Андре-Луи безразлично пожал плечами.
– Какая разница?
– Думаете, я блефую?
– Не вижу, с какой еще целью вы могли бы прийти сюда и развлекать меня этим разговором.
– А вам не приходит в голову, что я, возможно, хочу дать вам шанс?
– Я предполагал, что рано или поздно вы об этом заговорите. Сначала блеф, потом торг.
– Да, торг, если вам так угодно. Но никакого блефа. Вы похитили кое-какие бумаги у Тюилье в Блеранкуре.
– Да, похитил – у него, а также у Бонтама. Вы об этом еще не слышали?
– И где они теперь?
– Вы хотите сказать, что не нашли их? Разве вы не обыскали мою квартиру?
– Не валяйте дурака, Моро. – Вкрадчивый до сих пор голос Сен-Жюста приобрел жесткость. – Конечно, квартиру обыскали – под моим личным наблюдением.
– И не нашли писем? Какая досада! Любопытно, куда же они подевались?
– Мне тоже любопытно, – буркнул Сен-Жюст. – Мое любопытство настолько возбуждено, что я предлагаю вам жизнь и охранную грамоту в обмен на сведения о том, где они находятся.
– В обмен на сведения?
– В обмен на письма, иначе говоря.
Андре-Луи ответил не сразу. Он задумчиво разглядывал народного представителя. За восхитительным самообладанием Сен-Жюста угадывалась нешуточная тревога.
– А! Это не одно и то же. Боюсь, отдать вам эти письма не в моей власти.
– Если вы этого не сделаете, ваша голова падет, и падет завтра же.
– Что ж, значит, моей голове суждено пасть. Ибо, как это ни прискорбно, я не могу отдать вам письма.
– Чего вы надеетесь добиться своим упрямством? Письма – это плата за вашу жизнь. Где они?
– Там, где вы их никогда не найдете.
Последовала длительная пауза, в продолжение которой Сен-Жюст пристально вглядывался в лицо узника. Он дышал несколько учащенно, румянец на его щеках в желтом свете фонаря слегка потемнел.
– Я предлагаю вам единственный шанс, Моро.
– Вы повторяетесь, – заметил Андре-Луи.
– Стало быть, вы твердо решили ничего мне не говорить?
– Я уже все сказал вам, мне нечего добавить.
– Что ж, прекрасно, – сказал Сен-Жюст спокойно, но с явной неохотой. – Прекрасно. – Он взял фонарь и пошел к двери, возле которой повернулся и направил свет в лицо узнику. – В последний раз предлагаю: письма в обмен на вашу жизнь.
– Как вы утомительны! Убирайтесь к дьяволу.

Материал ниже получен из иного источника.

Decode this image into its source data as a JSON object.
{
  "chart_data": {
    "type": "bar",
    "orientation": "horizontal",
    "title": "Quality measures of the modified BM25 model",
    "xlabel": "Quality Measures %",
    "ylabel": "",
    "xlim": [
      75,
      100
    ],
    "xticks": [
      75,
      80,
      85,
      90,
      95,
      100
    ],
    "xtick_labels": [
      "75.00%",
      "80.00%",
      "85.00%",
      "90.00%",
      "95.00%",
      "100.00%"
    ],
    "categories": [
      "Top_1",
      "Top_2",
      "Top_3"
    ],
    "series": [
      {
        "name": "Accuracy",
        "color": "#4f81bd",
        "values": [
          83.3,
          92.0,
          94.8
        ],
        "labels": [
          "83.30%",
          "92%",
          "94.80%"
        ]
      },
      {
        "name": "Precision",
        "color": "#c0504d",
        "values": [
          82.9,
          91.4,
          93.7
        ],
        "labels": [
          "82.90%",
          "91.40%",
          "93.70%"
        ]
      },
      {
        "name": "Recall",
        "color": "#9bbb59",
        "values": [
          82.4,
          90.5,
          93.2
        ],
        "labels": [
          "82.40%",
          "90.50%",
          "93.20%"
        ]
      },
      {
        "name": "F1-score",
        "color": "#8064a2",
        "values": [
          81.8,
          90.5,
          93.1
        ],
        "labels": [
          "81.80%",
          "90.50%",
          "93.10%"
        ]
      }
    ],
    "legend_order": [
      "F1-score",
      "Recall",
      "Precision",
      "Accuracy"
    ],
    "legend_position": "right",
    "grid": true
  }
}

Сен-Жюст поджал губы, опустил фонарь и вышел. Андре-Луи вновь остался один. Он сидел в темноте и говорил себе, что, несомненно, наказан за содеянное по справедливости. Потом узник снова впал в безразличие ко всему на свете. Он слишком устал.
Рано утром тюремщик принес кусок отвратительного черного хлеба и кружку воды. Андре-Луи выпил воду, но к хлебу не притронулся. Потом он уселся на табурет и, ничего не чувствуя ни душой, ни телом, принялся ждать.
Не прошло и часа, как тюремщик появился снова – гораздо раньше, чем ожидал Андре-Луи. Он придержал дверь открытой и жестом подозвал узника.
– Вы должны пойти со мной, гражданин.
Андре-Луи посмотрел на часы. Была половина десятого – слишком рано для отправки повозок с приговоренными. Может быть, сначала он все-таки предстанет перед судом? При этой мысли в душе его невольно зажегся крошечный огонек надежды.